Physiological Changes in Silo • The most commonly used silages are corn and sorghum. • Crop should be at 62-68% moisture before ensiling. • If crop is too wet it will not produce lactic acid but butyric acid, causing a sour feed with high nutrient loss. • If it is too dry it will mold easily.
Physiological changes • It takes about 21 days for the fermentation process to complete. • Living cells continue to burn plant sugars, use oxygen, and give off carbon dioxide, water and heat. • Acetic acid is produced early in the process and plant pH changes from 6.0 to 4.2. • After 3 days, the formation of acetic acid slows down and lactic acid is formed.
Physiological changes • Formation of lactic acid continues for about another 2 weeks and the temp decreases. • Bacterial action stops when pH reaches 4. • If conditions are have been right, the silage is now fairly stable, and will remain so for a long period of time. • The ideal temp is 80-100 degrees, if temp is lower butyric acid is formed, causing foul odor and breaking down the protein. • Higher temps cause caramelized silage is formed, it is sweet tobacco smelling, it is higher is palatability but low in nutrient value
Harvesting Crops for Silage • Corn should be harvested at the dough to hard dent stage, 32-38% moisture. • Grasses and legumes should be wilted to below 65% moisture. • Grasses should be ensiled in the early heading stage and legumes at about one tenth bloom. • Small grains are harvested for silage in the boot to early milk stage for best results.
Silages • Grass and Legumes should be chopped at one quarter inch. • Dry matter losses are kept to a minimum when grasses and legumes are stored in the silo at 50-65%.
Adding Dry Matter and Preservatives • Many things are added to silages to reduce moisture, aid in curing and increase palatability. • Dry grain, is added to reduce moisture, however it may not be economically feasible. • Chemicals increase palatability but also may not be financially feasible.
Important other Factors • Rapid filling, even distribution, packing and prompt covering of silages. • Legumes that are higher in protein will spoil quicker. • Grass silage does not keep well in trench or bunker silos. • Corn silage should be chopped to 1/4 -3/8 of an inch. • Corn should be filled quickly and evenly.
Feed Samples for Analysis • Sample must be carefully secured to accurately represent a much larger quantity of feed. • Less than one quart of feed is usually submitted. • There are many was to sample, hand, harvest, core and bulk feed.
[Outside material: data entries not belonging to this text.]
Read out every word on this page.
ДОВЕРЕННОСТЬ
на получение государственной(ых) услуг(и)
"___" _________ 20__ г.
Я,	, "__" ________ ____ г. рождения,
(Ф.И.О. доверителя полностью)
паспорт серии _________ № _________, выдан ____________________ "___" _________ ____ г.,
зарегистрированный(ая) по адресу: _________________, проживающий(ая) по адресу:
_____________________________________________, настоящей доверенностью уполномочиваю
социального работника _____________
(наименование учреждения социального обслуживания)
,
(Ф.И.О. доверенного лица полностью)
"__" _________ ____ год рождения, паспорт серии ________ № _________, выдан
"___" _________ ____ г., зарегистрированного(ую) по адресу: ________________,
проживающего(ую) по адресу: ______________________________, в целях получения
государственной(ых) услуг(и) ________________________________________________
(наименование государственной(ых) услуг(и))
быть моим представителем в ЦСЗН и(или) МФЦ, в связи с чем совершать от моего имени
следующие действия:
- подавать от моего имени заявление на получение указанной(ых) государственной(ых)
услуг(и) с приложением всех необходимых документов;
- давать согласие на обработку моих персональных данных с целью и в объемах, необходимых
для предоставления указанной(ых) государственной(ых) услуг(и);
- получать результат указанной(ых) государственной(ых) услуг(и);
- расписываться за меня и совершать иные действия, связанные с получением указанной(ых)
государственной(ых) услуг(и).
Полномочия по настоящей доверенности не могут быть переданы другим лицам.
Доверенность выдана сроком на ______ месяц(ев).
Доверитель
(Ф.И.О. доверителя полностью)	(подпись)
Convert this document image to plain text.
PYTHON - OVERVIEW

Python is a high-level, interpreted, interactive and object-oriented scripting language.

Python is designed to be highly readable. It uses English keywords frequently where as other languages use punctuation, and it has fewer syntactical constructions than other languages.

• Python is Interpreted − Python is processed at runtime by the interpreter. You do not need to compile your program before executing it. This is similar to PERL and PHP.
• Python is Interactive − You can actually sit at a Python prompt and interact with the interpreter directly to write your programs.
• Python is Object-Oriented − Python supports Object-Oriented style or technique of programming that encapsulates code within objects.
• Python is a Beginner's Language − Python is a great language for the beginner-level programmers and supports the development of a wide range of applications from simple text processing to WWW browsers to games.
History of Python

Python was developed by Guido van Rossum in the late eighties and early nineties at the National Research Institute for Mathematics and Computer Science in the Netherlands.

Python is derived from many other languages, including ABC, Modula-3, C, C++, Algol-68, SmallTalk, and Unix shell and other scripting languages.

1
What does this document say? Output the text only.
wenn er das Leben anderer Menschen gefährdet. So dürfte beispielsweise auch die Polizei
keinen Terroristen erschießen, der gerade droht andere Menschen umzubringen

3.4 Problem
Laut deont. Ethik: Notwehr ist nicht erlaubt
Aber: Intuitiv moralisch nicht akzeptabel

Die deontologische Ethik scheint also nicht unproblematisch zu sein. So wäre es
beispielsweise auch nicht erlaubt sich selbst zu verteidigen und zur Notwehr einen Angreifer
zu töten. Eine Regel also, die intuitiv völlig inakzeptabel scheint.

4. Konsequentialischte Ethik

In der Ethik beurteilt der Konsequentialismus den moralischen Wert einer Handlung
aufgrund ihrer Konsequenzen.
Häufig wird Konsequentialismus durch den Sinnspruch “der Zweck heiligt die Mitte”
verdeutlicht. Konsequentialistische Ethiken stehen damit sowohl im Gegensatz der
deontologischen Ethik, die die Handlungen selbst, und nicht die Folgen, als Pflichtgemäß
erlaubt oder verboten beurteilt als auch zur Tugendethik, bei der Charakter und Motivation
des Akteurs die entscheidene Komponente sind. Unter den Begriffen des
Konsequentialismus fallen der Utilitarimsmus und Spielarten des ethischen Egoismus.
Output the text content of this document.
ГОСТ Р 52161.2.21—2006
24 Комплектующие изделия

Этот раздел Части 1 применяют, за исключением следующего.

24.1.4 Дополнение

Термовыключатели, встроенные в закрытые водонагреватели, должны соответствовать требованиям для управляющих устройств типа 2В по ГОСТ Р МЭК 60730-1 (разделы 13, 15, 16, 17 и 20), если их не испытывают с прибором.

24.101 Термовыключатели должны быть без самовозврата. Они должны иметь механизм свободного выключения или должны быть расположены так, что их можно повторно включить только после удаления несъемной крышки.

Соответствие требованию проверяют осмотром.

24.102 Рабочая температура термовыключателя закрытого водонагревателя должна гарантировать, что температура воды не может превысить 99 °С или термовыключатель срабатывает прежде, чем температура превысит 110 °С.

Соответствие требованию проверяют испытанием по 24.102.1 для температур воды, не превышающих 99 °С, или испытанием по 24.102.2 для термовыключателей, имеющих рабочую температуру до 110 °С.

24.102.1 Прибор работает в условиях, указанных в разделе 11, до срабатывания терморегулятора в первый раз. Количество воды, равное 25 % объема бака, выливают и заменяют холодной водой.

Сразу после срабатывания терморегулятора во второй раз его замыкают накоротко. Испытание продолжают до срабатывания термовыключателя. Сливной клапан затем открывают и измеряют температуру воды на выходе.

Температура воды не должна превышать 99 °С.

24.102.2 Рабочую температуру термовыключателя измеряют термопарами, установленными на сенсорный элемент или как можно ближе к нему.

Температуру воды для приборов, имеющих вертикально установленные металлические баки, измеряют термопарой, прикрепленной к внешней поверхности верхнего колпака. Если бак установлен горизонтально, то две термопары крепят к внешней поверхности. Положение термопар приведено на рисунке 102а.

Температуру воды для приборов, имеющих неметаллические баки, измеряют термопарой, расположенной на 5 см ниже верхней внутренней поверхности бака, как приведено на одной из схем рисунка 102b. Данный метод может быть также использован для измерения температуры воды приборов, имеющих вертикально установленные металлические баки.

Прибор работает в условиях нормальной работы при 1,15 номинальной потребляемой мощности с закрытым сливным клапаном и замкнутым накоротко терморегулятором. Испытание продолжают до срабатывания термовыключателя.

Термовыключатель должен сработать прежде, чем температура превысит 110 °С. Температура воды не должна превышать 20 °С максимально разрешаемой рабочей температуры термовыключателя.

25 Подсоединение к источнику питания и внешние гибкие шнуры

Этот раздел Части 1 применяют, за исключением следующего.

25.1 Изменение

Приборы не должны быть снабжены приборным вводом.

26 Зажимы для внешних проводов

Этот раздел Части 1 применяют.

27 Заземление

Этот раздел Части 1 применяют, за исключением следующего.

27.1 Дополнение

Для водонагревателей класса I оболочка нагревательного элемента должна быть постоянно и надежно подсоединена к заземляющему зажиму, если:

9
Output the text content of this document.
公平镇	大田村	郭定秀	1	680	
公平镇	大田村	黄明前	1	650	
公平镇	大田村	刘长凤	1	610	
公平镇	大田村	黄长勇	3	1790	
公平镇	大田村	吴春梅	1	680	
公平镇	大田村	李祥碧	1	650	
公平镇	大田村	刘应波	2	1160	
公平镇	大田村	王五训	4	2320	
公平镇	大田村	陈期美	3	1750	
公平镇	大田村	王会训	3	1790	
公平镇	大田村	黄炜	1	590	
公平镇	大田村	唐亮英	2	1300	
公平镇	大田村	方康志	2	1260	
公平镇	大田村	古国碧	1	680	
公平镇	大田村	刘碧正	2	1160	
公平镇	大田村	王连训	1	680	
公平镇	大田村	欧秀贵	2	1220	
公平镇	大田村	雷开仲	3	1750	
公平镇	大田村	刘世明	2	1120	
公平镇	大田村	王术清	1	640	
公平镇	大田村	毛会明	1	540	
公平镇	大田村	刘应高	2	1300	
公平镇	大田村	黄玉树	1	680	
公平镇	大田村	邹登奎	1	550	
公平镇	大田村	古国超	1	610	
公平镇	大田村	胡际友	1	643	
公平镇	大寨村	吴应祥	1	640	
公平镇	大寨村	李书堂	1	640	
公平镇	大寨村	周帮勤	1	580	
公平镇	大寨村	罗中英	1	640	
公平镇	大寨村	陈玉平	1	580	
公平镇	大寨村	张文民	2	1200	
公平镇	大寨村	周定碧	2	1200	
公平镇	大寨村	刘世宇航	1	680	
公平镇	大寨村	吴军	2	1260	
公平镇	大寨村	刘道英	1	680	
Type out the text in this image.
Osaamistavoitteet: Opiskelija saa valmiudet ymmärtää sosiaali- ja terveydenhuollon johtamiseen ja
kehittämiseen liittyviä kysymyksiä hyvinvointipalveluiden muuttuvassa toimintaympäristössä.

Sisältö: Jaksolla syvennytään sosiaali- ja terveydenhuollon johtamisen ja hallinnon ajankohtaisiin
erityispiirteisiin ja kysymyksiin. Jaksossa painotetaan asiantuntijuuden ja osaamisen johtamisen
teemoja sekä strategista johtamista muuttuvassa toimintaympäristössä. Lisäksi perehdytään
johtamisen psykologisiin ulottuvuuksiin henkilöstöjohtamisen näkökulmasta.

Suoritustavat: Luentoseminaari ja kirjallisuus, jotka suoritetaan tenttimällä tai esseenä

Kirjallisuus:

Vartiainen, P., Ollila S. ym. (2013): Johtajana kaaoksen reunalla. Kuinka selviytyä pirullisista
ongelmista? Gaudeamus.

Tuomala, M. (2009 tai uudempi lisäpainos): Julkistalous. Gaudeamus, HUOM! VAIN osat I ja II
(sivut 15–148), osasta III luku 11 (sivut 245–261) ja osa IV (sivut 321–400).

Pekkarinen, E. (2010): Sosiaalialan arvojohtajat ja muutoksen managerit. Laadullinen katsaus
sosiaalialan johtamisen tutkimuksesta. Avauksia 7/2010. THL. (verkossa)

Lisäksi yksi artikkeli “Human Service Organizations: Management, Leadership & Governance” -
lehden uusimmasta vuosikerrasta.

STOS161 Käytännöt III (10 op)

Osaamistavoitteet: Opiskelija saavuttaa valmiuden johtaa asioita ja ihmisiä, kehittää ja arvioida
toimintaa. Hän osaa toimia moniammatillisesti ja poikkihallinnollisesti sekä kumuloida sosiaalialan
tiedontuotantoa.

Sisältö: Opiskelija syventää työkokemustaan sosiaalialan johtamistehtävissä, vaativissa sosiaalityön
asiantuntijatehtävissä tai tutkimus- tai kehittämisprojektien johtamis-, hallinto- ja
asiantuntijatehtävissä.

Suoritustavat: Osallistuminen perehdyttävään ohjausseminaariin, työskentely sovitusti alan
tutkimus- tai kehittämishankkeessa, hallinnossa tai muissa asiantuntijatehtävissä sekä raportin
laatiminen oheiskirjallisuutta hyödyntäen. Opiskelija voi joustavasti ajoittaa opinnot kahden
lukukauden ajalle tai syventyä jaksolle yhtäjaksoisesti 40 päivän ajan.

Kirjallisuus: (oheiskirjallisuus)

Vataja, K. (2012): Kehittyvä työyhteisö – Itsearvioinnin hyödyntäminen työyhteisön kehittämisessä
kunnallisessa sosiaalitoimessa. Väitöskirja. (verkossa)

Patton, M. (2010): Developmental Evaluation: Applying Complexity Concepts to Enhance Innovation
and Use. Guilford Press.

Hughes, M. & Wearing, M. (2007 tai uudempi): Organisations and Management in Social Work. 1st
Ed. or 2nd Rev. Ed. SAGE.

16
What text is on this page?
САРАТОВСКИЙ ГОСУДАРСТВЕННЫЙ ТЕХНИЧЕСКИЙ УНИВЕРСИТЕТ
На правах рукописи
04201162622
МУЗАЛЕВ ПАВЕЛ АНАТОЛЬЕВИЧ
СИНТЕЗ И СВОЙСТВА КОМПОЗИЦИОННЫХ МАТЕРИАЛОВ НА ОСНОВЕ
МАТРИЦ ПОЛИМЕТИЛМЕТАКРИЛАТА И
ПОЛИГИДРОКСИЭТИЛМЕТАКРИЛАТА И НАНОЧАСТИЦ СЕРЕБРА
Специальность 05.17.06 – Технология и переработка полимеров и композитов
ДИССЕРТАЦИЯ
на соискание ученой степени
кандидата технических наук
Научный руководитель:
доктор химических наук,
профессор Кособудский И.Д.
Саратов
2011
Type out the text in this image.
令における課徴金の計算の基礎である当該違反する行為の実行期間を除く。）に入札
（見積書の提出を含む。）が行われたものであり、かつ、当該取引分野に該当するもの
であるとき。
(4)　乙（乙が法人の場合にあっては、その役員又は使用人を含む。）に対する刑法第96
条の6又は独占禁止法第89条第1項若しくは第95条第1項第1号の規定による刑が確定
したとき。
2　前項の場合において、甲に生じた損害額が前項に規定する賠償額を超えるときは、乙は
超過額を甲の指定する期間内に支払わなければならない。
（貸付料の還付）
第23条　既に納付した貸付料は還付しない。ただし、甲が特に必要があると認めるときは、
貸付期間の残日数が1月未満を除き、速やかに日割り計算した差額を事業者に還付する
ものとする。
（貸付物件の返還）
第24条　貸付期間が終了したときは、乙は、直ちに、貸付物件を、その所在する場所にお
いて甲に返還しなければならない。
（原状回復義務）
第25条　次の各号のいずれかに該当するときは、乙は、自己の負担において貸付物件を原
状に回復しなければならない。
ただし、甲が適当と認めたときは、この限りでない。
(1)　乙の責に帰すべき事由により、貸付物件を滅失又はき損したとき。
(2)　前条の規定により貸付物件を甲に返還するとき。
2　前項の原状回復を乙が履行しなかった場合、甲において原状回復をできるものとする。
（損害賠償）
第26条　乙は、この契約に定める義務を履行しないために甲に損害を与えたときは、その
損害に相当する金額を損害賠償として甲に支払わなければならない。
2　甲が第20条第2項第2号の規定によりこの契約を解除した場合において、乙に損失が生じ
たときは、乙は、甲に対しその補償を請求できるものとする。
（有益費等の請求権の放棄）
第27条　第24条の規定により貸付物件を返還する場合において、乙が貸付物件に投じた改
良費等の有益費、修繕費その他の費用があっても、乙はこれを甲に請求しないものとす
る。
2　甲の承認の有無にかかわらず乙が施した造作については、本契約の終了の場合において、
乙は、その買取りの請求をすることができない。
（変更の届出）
Moisture content should always be consistent as possible.
Proximate Analysis of Feedstuffs • Feed using chemical and mechanical means is separated into 6 components. • Water content, crude protein with Kjeldahl process, crude fat, crude fiber, minerals, and Nitrogen free extract.
Limitation of Proximate • No indication of palatability, digestibility, toxicity or nutritional value. • Feeding trials with live animals are necessary to determine actual worth of a feed for practical feeding purposes. • Organic components of the feed, crude proteins, amino acids, ether extract and cell wall may vary in individual fees as much as 15% more or less than the table values.
Feed Composition Basis • All feeds contain moisture, depending upon the form fed, time harvested and storage time. • As fed means the data is calculated on the basis of the average amount of moisture found in the feed as it is used on the ranch. • 100% dry matter basis means that the data presented is calculated on the basis of all the moisture removed from the feed.
Van Soest Method • Neutral detergent soluble is lipids, sugars, starches and proteins. • Neutral detergent fiber is the more insoluble material found in the cell wall. • Consists of cellulose, lignin, silica, hemicellulose and some protein. • Acid detergent fiber consists of cellulose, lignin and some silica.